One hundred ninety-two cases were included in the analysis. Thirty- and 90-day-mortality was 5.2% (n = 10) and 10.9% (n = 21). OS was 26 months with 1-, 2-, and 5-year-OS rates of 72%, 53%, and 26%. One-, 2-, and 5-year-DFS rates were 54%, 42%, and 35% (N0 vs. N1: 29 vs. 9 months, p = 0.116). R1 was not found to be an independent risk factor for reduced survival in the overall cohort (p = 0.098). When differentiating according to the LN status, clear resection margins were significantly associated with increased DFS for N0 cases (50 months vs. 9 months, p = 0.004). For N1 cases, no significant difference in DFS was calculated for R0 compared to R1 cases (9 months vs. 9 months, p = 0.88). For N0 cases, clear resection margins > 10 mm were associated with prolonged OS (p = 0.048).

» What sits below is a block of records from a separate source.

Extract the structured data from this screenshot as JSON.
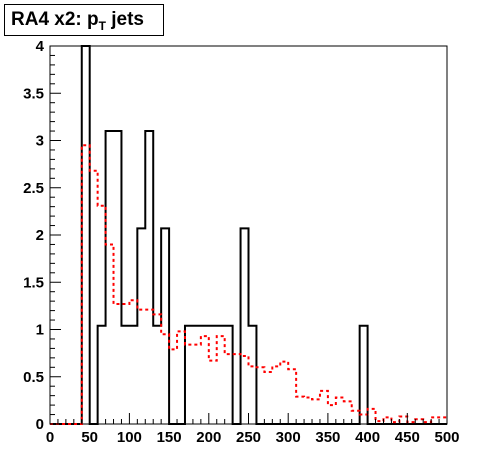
{
  "chart_data": {
    "type": "line",
    "title": "RA4 x2: p",
    "title_subscript": "T",
    "title_suffix": " jets",
    "xlim": [
      0,
      500
    ],
    "ylim": [
      0,
      4
    ],
    "x_ticks": [
      0,
      50,
      100,
      150,
      200,
      250,
      300,
      350,
      400,
      450,
      500
    ],
    "x_tick_labels": [
      "0",
      "50",
      "100",
      "150",
      "200",
      "250",
      "300",
      "350",
      "400",
      "450",
      "500"
    ],
    "y_ticks": [
      0,
      0.5,
      1,
      1.5,
      2,
      2.5,
      3,
      3.5,
      4
    ],
    "y_tick_labels": [
      "0",
      "0.5",
      "1",
      "1.5",
      "2",
      "2.5",
      "3",
      "3.5",
      "4"
    ],
    "grid": false,
    "series": [
      {
        "style": "solid-step",
        "color": "#000000",
        "bin_edges": [
          0,
          40,
          50,
          60,
          70,
          80,
          90,
          100,
          110,
          120,
          130,
          140,
          150,
          160,
          170,
          180,
          230,
          240,
          250,
          260,
          390,
          400,
          500
        ],
        "values": [
          0,
          4,
          0,
          1.04,
          3.1,
          3.1,
          1.04,
          1.04,
          2.07,
          3.1,
          1.04,
          2.07,
          0,
          0,
          1.04,
          1.04,
          0,
          2.07,
          1.04,
          0,
          1.04,
          0
        ]
      },
      {
        "style": "dashed-step",
        "color": "#ff0000",
        "bin_edges": [
          0,
          40,
          50,
          60,
          70,
          80,
          90,
          100,
          110,
          120,
          130,
          140,
          150,
          160,
          170,
          180,
          190,
          200,
          210,
          220,
          230,
          240,
          250,
          260,
          270,
          280,
          290,
          300,
          310,
          320,
          330,
          340,
          350,
          360,
          370,
          380,
          390,
          400,
          410,
          420,
          430,
          440,
          450,
          460,
          470,
          480,
          490,
          500
        ],
        "values": [
          0,
          2.95,
          2.68,
          2.31,
          1.9,
          1.27,
          1.27,
          1.31,
          1.21,
          1.21,
          1.16,
          0.95,
          0.79,
          0.98,
          0.84,
          0.84,
          0.93,
          0.67,
          0.93,
          0.74,
          0.74,
          0.72,
          0.61,
          0.6,
          0.55,
          0.61,
          0.66,
          0.58,
          0.29,
          0.28,
          0.26,
          0.35,
          0.2,
          0.28,
          0.24,
          0.14,
          0.1,
          0.16,
          0.03,
          0.07,
          0.02,
          0.08,
          0.02,
          0.05,
          0.02,
          0.07,
          0.07
        ]
      }
    ]
  }
}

For N1 cases, there was no significant survival benefit when comparing R0 versus R1, while the complication rate remained high for the extended resection types. In view of merging multimodal treatment, the hilar first concept assesses locoregional LN status for optimal surgical therapy.
本研究评估了根治性切除术后肝内胆管癌(ICCAs)的长期总生存(OS)和无病生存(DFS),依据的是切缘(RM)状态和淋巴结(LN)状态。
收集了 2005 年至 2018 年间在一家高容量中心连续接受 ICCA 根治性切除术的所有患者的临床资料。最低随访时间为 36 个月。评估围手术期和长期肿瘤学结果。
192 例患者纳入分析。30 天和 90 天死亡率分别为 5.2%(n=10)和 10.9%(n=21)。OS 为 26 个月,1 年、2 年和 5 年 OS 率分别为 72%、53%和 26%。1 年、2 年和 5 年 DFS 率分别为 54%、42%和 35%(N0 与 N1:29 个月与 9 个月,p=0.116)。R1 在总体队列中并不是生存时间缩短的独立危险因素(p=0.098)。当根据 LN 状态进行区分时,对于 N0 病例,清晰的切缘与 DFS 的增加显著相关(50 个月与 9 个月,p=0.004)。对于 N1 病例,R0 与 R1 病例之间的 DFS 无显著差异(9 个月与 9 个月,p=0.88)。对于 N0 病例,切缘>10mm 时,OS 延长(p=0.048)。
对于 N1 病例,R0 与 R1 相比,生存获益无显著差异,而扩大切除类型的并发症发生率仍然较高。鉴于合并多模态治疗,肝门部优先概念评估局部区域 LN 状态,以获得最佳手术治疗。